Now, I want to enumerate a few hints for constructing a plan. First, even though a plan is crucial for a project, it is not necessary to develop the perfect plan right from the start, and it is presumably disadvantageous to stick with it at all costs. Instead, it is completely fine to launch the project following a rough draft; you can adapt it to your needs anytime.

Next, you should think about the unit of time you use to organize a project. If its life span amounts to a few weeks, it might be appropriate to plan single days, but in case it covers several months or even years, you should not bother to deduce the duties for the last month before starting the project. However, you should keep in mind that you may adjust the granularity arbitrarily: You can, for example, plan the first few days of a project in detail, while you sketch later actions in terms of weeks and months. In this step, it is also important to identify possible deadlines which have to be met.

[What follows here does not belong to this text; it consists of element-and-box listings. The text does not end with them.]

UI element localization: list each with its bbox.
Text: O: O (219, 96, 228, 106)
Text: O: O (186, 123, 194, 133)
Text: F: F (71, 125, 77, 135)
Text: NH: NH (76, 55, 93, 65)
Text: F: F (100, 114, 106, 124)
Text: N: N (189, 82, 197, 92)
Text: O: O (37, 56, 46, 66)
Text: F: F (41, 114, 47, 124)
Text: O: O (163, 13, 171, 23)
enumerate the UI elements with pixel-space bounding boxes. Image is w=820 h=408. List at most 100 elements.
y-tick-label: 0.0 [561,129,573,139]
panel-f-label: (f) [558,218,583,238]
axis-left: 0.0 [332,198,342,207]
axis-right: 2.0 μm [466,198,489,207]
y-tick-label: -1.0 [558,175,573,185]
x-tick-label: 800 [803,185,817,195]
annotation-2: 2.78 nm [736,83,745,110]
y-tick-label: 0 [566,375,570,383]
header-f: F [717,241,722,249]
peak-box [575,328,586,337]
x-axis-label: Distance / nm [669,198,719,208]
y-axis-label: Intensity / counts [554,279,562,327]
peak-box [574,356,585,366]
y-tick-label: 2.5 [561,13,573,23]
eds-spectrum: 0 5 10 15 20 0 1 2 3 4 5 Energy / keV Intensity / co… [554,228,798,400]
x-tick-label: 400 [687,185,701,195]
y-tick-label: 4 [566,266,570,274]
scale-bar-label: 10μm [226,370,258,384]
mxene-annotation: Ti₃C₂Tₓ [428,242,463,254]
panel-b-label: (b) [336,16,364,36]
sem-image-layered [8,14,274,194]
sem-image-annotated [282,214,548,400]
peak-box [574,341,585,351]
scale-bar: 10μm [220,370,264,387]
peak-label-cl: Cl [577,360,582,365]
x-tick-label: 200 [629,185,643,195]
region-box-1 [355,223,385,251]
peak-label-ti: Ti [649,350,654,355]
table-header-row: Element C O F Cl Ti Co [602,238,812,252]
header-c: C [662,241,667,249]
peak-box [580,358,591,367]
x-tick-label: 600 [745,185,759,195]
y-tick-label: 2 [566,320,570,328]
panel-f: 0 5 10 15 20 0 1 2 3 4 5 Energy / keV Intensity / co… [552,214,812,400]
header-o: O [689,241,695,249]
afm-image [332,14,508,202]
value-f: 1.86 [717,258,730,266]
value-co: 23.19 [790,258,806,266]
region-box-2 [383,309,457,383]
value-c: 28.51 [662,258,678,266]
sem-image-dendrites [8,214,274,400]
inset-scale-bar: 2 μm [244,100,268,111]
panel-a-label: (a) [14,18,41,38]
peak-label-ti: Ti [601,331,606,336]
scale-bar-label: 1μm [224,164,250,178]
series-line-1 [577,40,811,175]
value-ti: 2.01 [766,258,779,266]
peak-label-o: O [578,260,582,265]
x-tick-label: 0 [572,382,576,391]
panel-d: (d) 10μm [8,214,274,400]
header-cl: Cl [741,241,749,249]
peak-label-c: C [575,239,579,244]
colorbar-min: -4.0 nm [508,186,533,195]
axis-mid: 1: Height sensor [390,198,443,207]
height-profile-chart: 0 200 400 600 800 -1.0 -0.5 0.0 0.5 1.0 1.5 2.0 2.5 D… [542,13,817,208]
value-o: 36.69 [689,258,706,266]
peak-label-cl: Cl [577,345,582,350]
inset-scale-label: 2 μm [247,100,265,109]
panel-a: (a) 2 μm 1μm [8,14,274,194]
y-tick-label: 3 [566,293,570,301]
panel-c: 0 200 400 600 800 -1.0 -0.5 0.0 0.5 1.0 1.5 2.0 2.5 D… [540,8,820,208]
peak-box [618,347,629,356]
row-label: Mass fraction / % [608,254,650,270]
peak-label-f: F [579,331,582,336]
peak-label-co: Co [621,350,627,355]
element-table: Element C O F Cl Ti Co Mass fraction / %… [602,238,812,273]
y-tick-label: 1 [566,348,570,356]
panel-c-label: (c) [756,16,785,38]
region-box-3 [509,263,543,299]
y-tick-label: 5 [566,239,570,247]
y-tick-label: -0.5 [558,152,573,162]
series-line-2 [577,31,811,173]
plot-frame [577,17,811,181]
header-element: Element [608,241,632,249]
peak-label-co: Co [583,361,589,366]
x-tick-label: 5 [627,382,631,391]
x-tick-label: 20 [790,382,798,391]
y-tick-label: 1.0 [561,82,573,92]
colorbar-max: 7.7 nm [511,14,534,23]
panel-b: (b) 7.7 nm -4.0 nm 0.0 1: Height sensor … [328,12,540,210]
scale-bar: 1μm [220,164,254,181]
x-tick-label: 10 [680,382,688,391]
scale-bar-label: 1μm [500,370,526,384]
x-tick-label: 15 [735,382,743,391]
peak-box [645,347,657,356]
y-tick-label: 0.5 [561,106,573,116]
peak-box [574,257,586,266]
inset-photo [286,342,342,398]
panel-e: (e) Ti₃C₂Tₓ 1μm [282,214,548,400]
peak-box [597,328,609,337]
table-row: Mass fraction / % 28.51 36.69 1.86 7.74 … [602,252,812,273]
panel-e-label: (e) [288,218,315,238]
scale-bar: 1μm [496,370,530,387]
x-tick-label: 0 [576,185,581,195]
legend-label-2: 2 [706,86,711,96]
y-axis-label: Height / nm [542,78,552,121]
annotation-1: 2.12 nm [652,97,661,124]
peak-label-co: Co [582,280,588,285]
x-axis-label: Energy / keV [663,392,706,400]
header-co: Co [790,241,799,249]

Furthermore, you have to divide the project into sub-goals that are easier to operationalize. Just like with time units, you do not need to split your project into equally sized tasks, but upcoming issues should be specified in higher detail. At this point, you must also estimate the resources required to solve the issues; this could be as simple as time or money, but also something more specific as hardware or software. If you have tight deadlines, it is vital to check if there are tasks blocking other tasks: They cannot be parallelized and hence, the required resource is not just time, but rather calendar time.

Finally, even if you are managing a project, you are probably not alone – and you should exploit that circumstance extensively. When you know that there is someone who is able to perform a task more efficiently, you should delegate it. This is not restricted to the actual work in the project, but also includes management tasks such as the estimation of efforts. By this means, you will distribute the knowledge about the project to your team and facilitate the take-over of responsibility if it becomes necessary. In fact, perhaps the best way to successfully lead a project is to render oneself superfluous.